Your memories are a lot different then mine. I was growing up in the upper mid-west at that time. From my memory there was exactly four places you could normally see an American flag. On the Elementary School, and the High School (on school days), the City Hall, and the Court House (during business hours). In addition in front of most all businesses on American national holidays (never at other times). Politically everybody in the town was either a moderate Democrat or moderate Republican. The Democrats had a slight edge, but Republicans could still get elected. There were no long haired protesters in the town, but the Democrats and the Republicans alike pretty much unanimously agreed that we had to get the f**k out of Vietnam.

The last time I visited the town 25 years ago, it had turned into a rightwing Republican fascist s**thole, with faded American flags flying 24 hours a day from half the houses in town, as well as from most pickup trucks. The United States has changed greatly in my lifetime, and not for the better. American politics has made a U-Turn. If the US was fighting World War 2 today, I have no doubt we would be allies with the Nazis. Why not? American nationalism today is almost identical to that in Nazi Germany.
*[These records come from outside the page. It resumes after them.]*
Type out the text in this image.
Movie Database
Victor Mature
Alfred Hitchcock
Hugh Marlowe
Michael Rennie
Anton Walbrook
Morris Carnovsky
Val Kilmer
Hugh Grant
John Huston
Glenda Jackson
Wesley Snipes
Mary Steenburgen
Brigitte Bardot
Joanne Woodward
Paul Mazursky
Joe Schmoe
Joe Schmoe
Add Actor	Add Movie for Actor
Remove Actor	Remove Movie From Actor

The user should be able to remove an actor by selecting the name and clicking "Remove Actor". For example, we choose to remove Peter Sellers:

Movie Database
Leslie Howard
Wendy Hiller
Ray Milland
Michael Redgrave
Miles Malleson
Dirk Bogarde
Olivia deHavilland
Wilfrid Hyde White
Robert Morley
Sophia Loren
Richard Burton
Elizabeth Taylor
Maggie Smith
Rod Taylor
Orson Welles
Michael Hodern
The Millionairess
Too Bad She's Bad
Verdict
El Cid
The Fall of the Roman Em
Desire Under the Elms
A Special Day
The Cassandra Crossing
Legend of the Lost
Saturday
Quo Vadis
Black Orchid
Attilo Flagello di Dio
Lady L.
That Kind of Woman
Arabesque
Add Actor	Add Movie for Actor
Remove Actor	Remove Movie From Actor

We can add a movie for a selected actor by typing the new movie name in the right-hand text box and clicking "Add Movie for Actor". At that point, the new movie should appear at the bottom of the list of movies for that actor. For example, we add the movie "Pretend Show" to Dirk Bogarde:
American then like now was a big ole diverse place. Like I mentioned in the police thread my neighboorhood was a police/firemen neighboorhood. A lot of WWII vets. People were unhappy with the "half assed" way the war was bieng fought but these people grew up with the '"good war" and when Uncle Sam called you went no questions asked. The protesters were considered traitors and spoiled rich ones at that. Now it is the opposite everything the goverment does is a conspiracy or done for neferious reasons.

The lack of patriotism you described was what it was like after the Vietnam and during and after Watergate and until the Iran hostage crises.

Getting back on topic like now some plenty of people were prejudiced but far from everybody. The only difference was it was a lot more out in the open as "political correctness" was not an expression never mind a thing.